這裡面若是沒個什麼事,打死吉光也不相信。
「是為了照顧你嗎?」她忍不住兩眼放光道。
周湛橫她一眼,「難道我才三歲?」
也是。周湛三歲承爵時,昌陵王府那邊都不曾說是有人來照顧過他,如今他都是快成親的人了……
提到「成親」,吉光不由就想到在欣王府聽到的那些八卦。趨吉避凶是人之本能,既然周湛不願意提那些叫他敏感的問題,她便挑著他不甚敏感的親事取笑他道:「我聽說,宮裡可是想把承平伯家的九姑娘說給爺呢,所以十一公主請了田九姑娘來幫忙,那田九姑娘才打死不肯過來。」
周湛又橫她一眼,忽地掉轉扇柄,不客氣地一下子敲在她的腦袋上,罵道:「如今你怎麼越變越雞婆了?竟比寡言還不堪。」
那坐在前頭駕駛座旁的寡言只覺得耳朵一陣發癢,不由就伸手揉了揉。
*·*·*
白長史上任的那天,正是太后壽誕前一天。
周湛是最討厭去正殿辦事的,故而白長史只好屈尊來到後花園的清水閣里求見。
正押著吉光替他完成作業的周湛想了想,便交待了吉光幾句,命她去打發來人。
吉光原就是個好奇寶寶,巴不得去看看周湛的這個不能喊舅舅,偏又是親舅舅的長史大人長什麼模樣,便領了命顛顛地去了。
一看之下,吉光不禁又是一陣眨眼。若不是知道徐家都有哪些親戚,她險些就要以為這位白臨風白大人跟她爹沾著什麼親帶著什麼故了。
就只見眼前的男子年紀在四旬左右,生得有些未老先衰,頭髮都花白了,但那挺直的腰身和身上的某種氣質,卻是叫吉光忍不住就想起了她爹。
那是一種凜然的君子之氣。
這種風度或許會討別人的歡喜,卻是吉光最為討厭的一種氣質。她那原本還帶著好奇的眼頓時就沉了下去,便清了清嗓子,按著周湛的交待,對那位白大人說了一通什麼盡心盡職之類的官面套話後,轉身就要進去。
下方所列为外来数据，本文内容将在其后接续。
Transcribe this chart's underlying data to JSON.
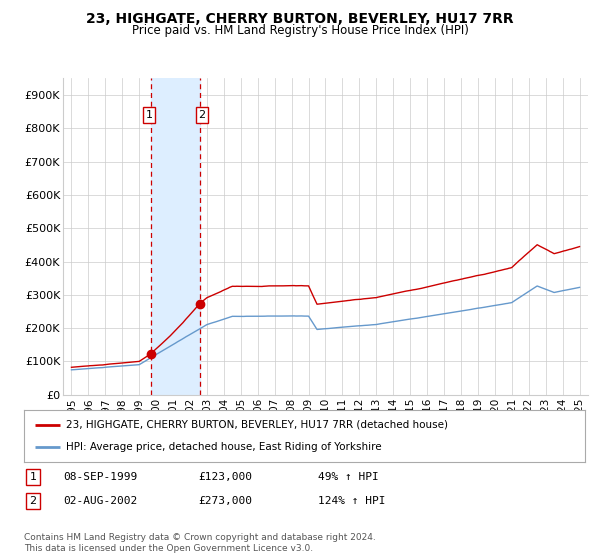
{
  "title": "23, HIGHGATE, CHERRY BURTON, BEVERLEY, HU17 7RR",
  "subtitle": "Price paid vs. HM Land Registry's House Price Index (HPI)",
  "legend_line1": "23, HIGHGATE, CHERRY BURTON, BEVERLEY, HU17 7RR (detached house)",
  "legend_line2": "HPI: Average price, detached house, East Riding of Yorkshire",
  "footer": "Contains HM Land Registry data © Crown copyright and database right 2024.\nThis data is licensed under the Open Government Licence v3.0.",
  "transaction1_date": "08-SEP-1999",
  "transaction1_price": "£123,000",
  "transaction1_hpi": "49% ↑ HPI",
  "transaction2_date": "02-AUG-2002",
  "transaction2_price": "£273,000",
  "transaction2_hpi": "124% ↑ HPI",
  "sale1_x": 1999.69,
  "sale1_y": 123000,
  "sale2_x": 2002.58,
  "sale2_y": 273000,
  "shade_x_start": 1999.69,
  "shade_x_end": 2002.58,
  "vline1_x": 1999.69,
  "vline2_x": 2002.58,
  "red_color": "#cc0000",
  "blue_color": "#6699cc",
  "shade_color": "#ddeeff",
  "background_color": "#ffffff",
  "grid_color": "#cccccc",
  "ylim": [
    0,
    950000
  ],
  "xlim": [
    1994.5,
    2025.5
  ],
  "yticks": [
    0,
    100000,
    200000,
    300000,
    400000,
    500000,
    600000,
    700000,
    800000,
    900000
  ],
  "ytick_labels": [
    "£0",
    "£100K",
    "£200K",
    "£300K",
    "£400K",
    "£500K",
    "£600K",
    "£700K",
    "£800K",
    "£900K"
  ],
  "xticks": [
    1995,
    1996,
    1997,
    1998,
    1999,
    2000,
    2001,
    2002,
    2003,
    2004,
    2005,
    2006,
    2007,
    2008,
    2009,
    2010,
    2011,
    2012,
    2013,
    2014,
    2015,
    2016,
    2017,
    2018,
    2019,
    2020,
    2021,
    2022,
    2023,
    2024,
    2025
  ]
}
白臨風剛剛到任,不想竟連王爺的面都不曾見著,且如今京里仍在盛傳著景王寵愛一個小廝的風聲,看著吉光這趾高氣揚的模樣,他便知道,這孩子就是那個受寵的小廝了。
於是他不由就冷了眼,衝著吉光的背影道:「你便是吉光?」
這帶著森冷的腔調頓令吉光一陣不快,回身衝著那白大人僵硬而彬彬有禮地一頷首,腳跟一旋,卻是理都不理他,昂首闊步地回了內院。
周湛正坐在他最心愛的搖椅里看著一本雜書,見她滿臉不高興地進來,便盯著她看了半晌,卻是什麼話都沒有問她。